FinTech will succeed most easily in areas of financial services involving calculations, processing, payments and record-keeping, where performance can be readily tested and verified, and in any activity in which transparency can be adequately substituted for opaqueness. Truly transparent services do not require trust. Services which can be fully verified need not be transparent and do not require trust to be adopted.
FinTech will be challenged to succeed in offering services and products that are inherently opaque, i.e., cannot be made transparent, such as financial advice, solutions and many complex integrated financial products.
FinTech increases time efficiency and lowers cost by substituting ‘black box’ technology for human efforts of both advisors and providers but in doing so it also increases opacity, which in turn makes trust an even more important and valuable asset. Technology by itself is not a substitute for trust and competence.
FinTech’s success will thus drive increasing value for the trusted advisor, provider, consultant and overseer. Instead of technology sold directly to consumers, the process will have technology sold to trusted advisors who can evaluate and verify the technology, and consumers, who will let the advisor use the technology to make decisions for them because they trust their advisor.
Improving regulatory innovation to create and restore trust
Consumers of financial services lost trust in their providers and their regulators during the 2008 Global Financial Crisis. Financial advisors and institutions with business strategies based on restoring trust by minimizing conflicts of interest, such as fee-only independent advisors, will disrupt traditional product-based wealth-management models with captive distribution broker and adviser systems. Regulation is important and can help establish trust.
Fiduciary duty responsibility for financial advisors can be strengthened to promote the creation of trust, but with significant clarity on the meaning of ‘client’s best interests’ to provide balance to protect the advisor from too much litigation risk.
Regulations should encourage transparency and the avoidance of conflict of interests. For example, mandated disclosures should be matched to the user of the information. Disclosures to customers should contain only information deemed ‘meaningful’ to the customer, to avoid inducing frustration or poor decisions.

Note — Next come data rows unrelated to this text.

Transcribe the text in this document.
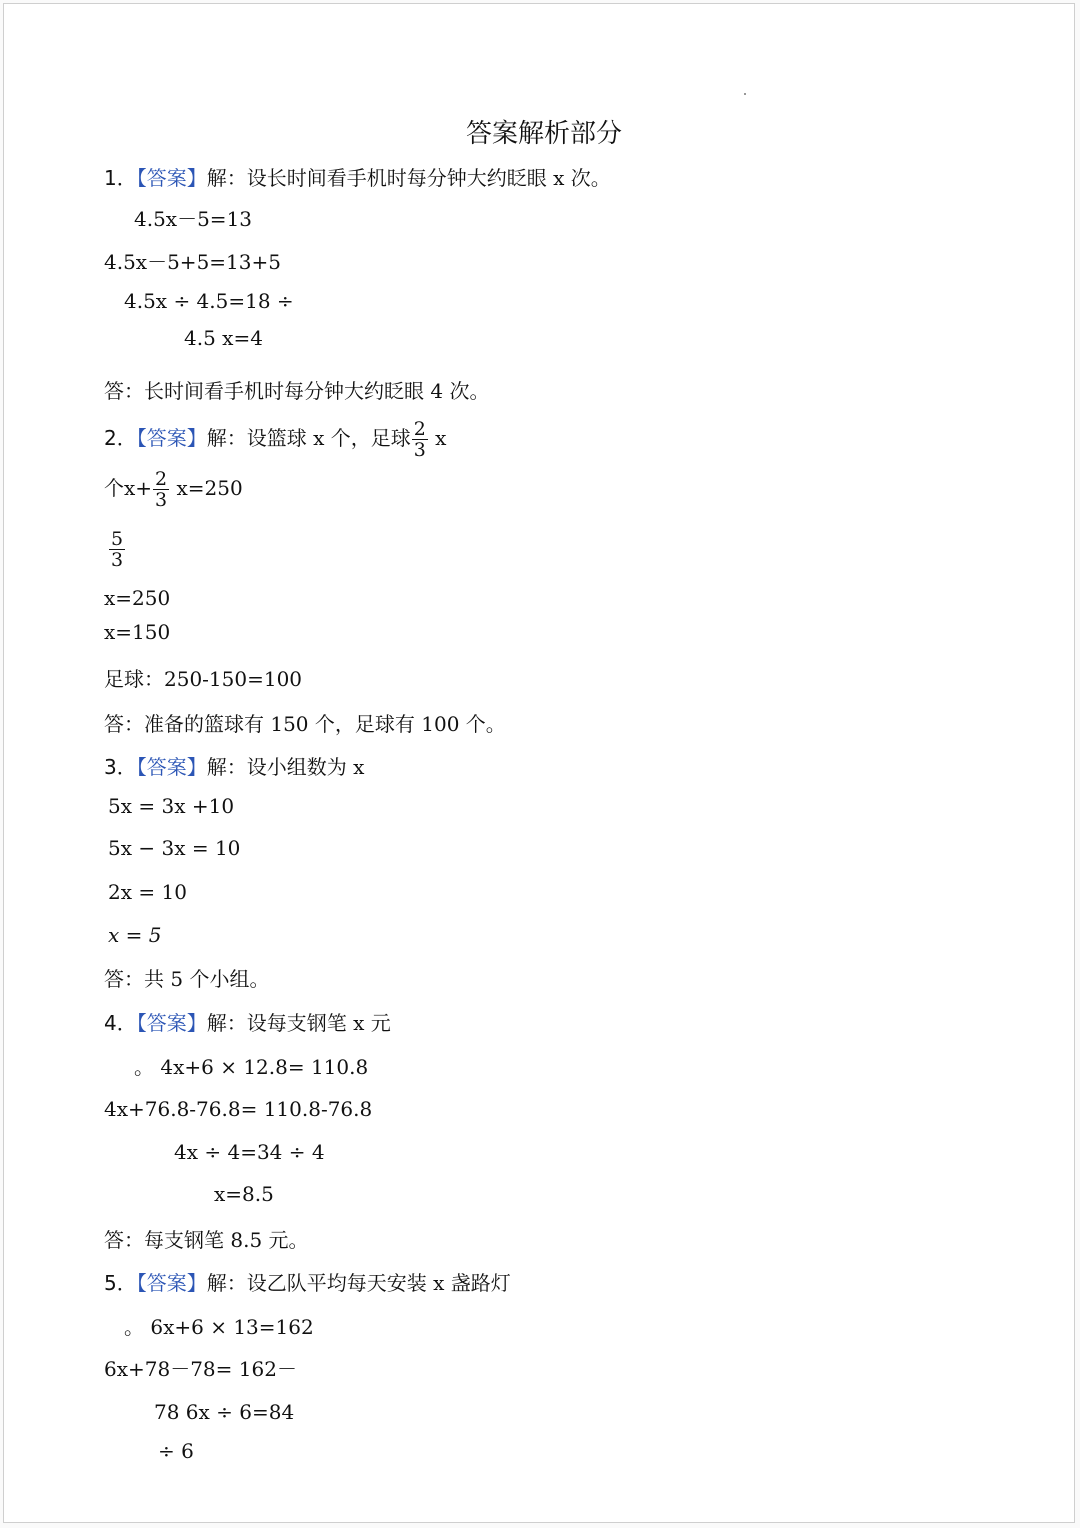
答案解析部分
1．【答案】解：设长时间看手机时每分钟大约眨眼 x 次。
4.5x－5=13
4.5x－5+5=13+5
4.5x ÷ 4.5=18 ÷
4.5 x=4
答：长时间看手机时每分钟大约眨眼 4 次。
2．【答案】解：设篮球 x 个，足球 $\frac{2}{3}$ x
个$x+ \frac{2}{3} x=250$
$\frac{5}{3}$
x=250
x=150
足球：250-150=100
答：准备的篮球有 150 个，足球有 100 个。
3．【答案】解：设小组数为 x
5x = 3x +10
5x − 3x = 10
2x = 10
x = 5
答：共 5 个小组。
4．【答案】解：设每支钢笔 x 元
。 4x+6 × 12.8= 110.8
4x+76.8-76.8= 110.8-76.8
4x ÷ 4=34 ÷ 4
x=8.5
答：每支钢笔 8.5 元。
5．【答案】解：设乙队平均每天安装 x 盏路灯
。 6x+6 × 13=162
6x+78－78= 162－
78 6x ÷ 6=84
÷ 6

Risk definitions and measures consistent with the purpose or goal of the product or advice offered. For example, risk of retirement-income-goal product or portfolio measured in terms of volatility of its retirement income and not the volatility of its value.
Disclosures of expenses to permit meaningful comparisons among similar alternatives is another important area. Expenses disclosed for a product or service could include the total embedded fees of the product as well as the marginal contribution to expense from service or product provider.
Regulations should be routinely reviewed for their ‘unintended’ consequences.